Compared to enrollment, FMD at 3 months showed a significant improvement in patients with NSTE ACS (p <0.001) and in those with stable CAD (p <0.01). The improvement, however, was much larger in patients with NSTE ACS (p <0.001 for changes between groups; Figure 1 ). As a result, at 3 months, there was no difference between the 2 groups in FMD values ( Table 2 ). No difference was found also at follow-up between the 2 groups in NMD values, which remained unchanged in the 2 groups (p for changes = 0.20; Table 2 ).
During a median follow-up period of 32 months (range 14 to 36), 14 patients with NSTE ACS (23%) developed primary end points. All events occurred after the 3-month assessment of FMD. Two patients (3%) died from acute ST-segment elevation ACS, 10 patients (17%) were admitted for new NSTE ACS, and 2 patients (3%) underwent elective percutaneous coronary intervention for recurrence of effort angina and angiographic evidence of in-stent restenosis.

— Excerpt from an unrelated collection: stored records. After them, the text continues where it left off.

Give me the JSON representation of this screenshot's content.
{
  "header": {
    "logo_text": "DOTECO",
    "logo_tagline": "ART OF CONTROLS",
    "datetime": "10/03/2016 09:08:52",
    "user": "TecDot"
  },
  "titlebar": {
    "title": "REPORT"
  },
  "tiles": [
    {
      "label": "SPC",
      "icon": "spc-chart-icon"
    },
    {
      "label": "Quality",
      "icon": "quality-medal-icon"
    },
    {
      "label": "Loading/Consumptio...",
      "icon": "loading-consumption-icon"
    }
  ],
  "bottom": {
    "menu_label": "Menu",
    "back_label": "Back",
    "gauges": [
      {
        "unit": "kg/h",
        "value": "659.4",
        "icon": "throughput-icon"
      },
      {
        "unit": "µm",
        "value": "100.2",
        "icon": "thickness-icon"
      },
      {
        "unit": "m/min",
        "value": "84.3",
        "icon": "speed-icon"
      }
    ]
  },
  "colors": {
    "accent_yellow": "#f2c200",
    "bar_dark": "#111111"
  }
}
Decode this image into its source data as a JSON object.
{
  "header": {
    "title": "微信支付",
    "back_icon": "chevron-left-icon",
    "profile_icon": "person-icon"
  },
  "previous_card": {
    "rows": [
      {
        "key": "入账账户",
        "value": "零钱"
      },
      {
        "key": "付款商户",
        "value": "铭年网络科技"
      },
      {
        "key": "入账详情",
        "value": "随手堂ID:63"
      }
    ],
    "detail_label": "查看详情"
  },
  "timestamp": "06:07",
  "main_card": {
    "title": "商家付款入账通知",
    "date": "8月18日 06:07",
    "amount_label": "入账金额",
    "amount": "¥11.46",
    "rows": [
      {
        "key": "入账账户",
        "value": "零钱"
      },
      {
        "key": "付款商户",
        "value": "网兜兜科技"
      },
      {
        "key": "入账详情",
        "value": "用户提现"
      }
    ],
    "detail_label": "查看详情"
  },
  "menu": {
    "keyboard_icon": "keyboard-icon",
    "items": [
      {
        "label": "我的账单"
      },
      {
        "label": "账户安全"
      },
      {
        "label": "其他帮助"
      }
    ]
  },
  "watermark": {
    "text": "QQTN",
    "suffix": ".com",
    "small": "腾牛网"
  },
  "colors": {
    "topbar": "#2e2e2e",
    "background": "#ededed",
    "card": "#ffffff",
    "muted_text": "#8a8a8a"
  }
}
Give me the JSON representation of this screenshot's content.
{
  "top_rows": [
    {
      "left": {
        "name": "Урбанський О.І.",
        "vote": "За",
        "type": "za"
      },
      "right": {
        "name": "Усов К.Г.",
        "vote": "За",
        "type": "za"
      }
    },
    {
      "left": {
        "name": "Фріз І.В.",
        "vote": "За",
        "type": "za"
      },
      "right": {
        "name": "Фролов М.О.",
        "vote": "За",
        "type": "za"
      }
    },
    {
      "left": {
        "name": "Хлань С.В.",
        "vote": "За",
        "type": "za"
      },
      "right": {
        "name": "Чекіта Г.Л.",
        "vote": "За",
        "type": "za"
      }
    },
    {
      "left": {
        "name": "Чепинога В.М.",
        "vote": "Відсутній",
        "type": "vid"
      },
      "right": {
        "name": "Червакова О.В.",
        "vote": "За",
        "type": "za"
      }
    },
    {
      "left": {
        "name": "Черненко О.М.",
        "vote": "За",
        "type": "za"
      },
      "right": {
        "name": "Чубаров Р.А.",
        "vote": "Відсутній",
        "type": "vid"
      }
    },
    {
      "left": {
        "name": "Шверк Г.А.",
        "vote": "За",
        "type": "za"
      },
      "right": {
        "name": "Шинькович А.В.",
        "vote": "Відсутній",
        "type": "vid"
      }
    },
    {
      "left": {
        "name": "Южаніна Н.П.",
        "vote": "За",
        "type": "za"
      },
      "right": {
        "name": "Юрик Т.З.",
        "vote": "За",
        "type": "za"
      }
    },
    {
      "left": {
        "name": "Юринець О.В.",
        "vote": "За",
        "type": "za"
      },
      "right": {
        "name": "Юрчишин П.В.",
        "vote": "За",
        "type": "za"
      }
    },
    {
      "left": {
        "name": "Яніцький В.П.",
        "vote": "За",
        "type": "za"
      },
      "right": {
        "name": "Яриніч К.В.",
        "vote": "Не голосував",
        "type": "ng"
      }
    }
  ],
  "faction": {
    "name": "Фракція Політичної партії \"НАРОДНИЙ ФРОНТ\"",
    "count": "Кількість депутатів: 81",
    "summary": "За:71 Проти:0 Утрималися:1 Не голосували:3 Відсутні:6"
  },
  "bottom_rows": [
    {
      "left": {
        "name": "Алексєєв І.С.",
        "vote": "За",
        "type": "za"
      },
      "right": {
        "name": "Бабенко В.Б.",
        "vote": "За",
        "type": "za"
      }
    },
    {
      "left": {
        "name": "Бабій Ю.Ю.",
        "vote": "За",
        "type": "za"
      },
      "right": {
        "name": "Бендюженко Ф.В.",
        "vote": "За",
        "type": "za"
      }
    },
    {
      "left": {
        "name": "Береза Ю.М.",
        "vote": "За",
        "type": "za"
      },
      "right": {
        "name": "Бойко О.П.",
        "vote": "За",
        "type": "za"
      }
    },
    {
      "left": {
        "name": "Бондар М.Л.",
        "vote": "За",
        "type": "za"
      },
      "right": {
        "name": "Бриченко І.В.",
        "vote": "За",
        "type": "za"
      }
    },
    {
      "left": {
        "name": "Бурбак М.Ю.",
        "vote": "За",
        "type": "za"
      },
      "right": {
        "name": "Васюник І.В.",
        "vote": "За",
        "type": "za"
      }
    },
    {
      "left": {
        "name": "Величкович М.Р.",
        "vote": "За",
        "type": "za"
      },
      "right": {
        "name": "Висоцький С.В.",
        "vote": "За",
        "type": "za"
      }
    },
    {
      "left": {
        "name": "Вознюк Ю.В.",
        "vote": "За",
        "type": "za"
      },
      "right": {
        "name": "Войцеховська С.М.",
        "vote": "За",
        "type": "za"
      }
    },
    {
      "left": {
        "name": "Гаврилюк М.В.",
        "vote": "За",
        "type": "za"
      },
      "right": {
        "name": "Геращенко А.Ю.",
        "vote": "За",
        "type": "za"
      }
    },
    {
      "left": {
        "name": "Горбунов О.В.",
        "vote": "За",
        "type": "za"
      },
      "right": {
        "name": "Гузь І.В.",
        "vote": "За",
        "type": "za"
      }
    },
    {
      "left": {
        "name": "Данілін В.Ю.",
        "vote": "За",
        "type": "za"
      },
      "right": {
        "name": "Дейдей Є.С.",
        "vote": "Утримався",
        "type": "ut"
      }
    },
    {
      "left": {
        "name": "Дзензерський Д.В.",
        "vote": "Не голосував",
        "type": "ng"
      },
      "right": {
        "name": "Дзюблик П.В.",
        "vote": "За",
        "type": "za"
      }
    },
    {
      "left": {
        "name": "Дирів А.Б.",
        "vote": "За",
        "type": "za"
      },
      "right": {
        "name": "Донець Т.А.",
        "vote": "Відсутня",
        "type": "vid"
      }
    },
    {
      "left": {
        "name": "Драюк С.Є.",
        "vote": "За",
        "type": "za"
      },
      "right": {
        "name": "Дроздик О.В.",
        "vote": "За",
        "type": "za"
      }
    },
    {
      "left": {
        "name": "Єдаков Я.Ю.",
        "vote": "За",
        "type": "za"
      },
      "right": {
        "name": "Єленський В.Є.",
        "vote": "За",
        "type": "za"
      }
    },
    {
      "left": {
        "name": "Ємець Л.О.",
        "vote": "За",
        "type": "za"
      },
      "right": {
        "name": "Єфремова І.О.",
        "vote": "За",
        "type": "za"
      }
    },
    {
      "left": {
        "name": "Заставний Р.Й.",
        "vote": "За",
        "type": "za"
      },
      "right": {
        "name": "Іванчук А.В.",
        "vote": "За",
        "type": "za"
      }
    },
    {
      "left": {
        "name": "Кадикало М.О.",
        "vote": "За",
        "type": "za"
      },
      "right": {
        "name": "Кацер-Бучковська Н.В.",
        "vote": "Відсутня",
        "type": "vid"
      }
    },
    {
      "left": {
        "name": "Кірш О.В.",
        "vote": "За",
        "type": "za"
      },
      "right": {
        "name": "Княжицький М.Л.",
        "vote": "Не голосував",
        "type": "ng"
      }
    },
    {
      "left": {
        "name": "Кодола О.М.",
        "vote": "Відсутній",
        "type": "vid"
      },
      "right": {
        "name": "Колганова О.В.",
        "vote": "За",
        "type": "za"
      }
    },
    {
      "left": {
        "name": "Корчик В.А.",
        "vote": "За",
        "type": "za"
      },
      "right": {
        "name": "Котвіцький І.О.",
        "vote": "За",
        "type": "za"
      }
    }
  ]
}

The univariate relation of clinical and laboratory variables with the primary end point is listed in Table 4 . Among clinical variables, only diabetes (p <0.001) was significantly associated with the primary end point, whereas no laboratory variable at enrollment, including FMD, as a continuous or dichotomized (first tertile vs second and third tertiles) variable, was significantly predictive of the primary end point of the study. FMD measured at 3-month follow-up, instead, showed a significant association with clinical events, as a continuous variable (p = 0.003) and as a dichotomized variable, with patients with FMD values in the lowest tertile (≤4.1%; n = 20) showing significantly worse event-free survival compared to those in the 2 highest tertiles (>4.1%; n = 40). Events occurred in 9 (47%) and 5 (12%) patients in these 2 groups, respectively (p = 0.007; Figure 2 ). Table 5 lists details about the associations of FMD with clinical events.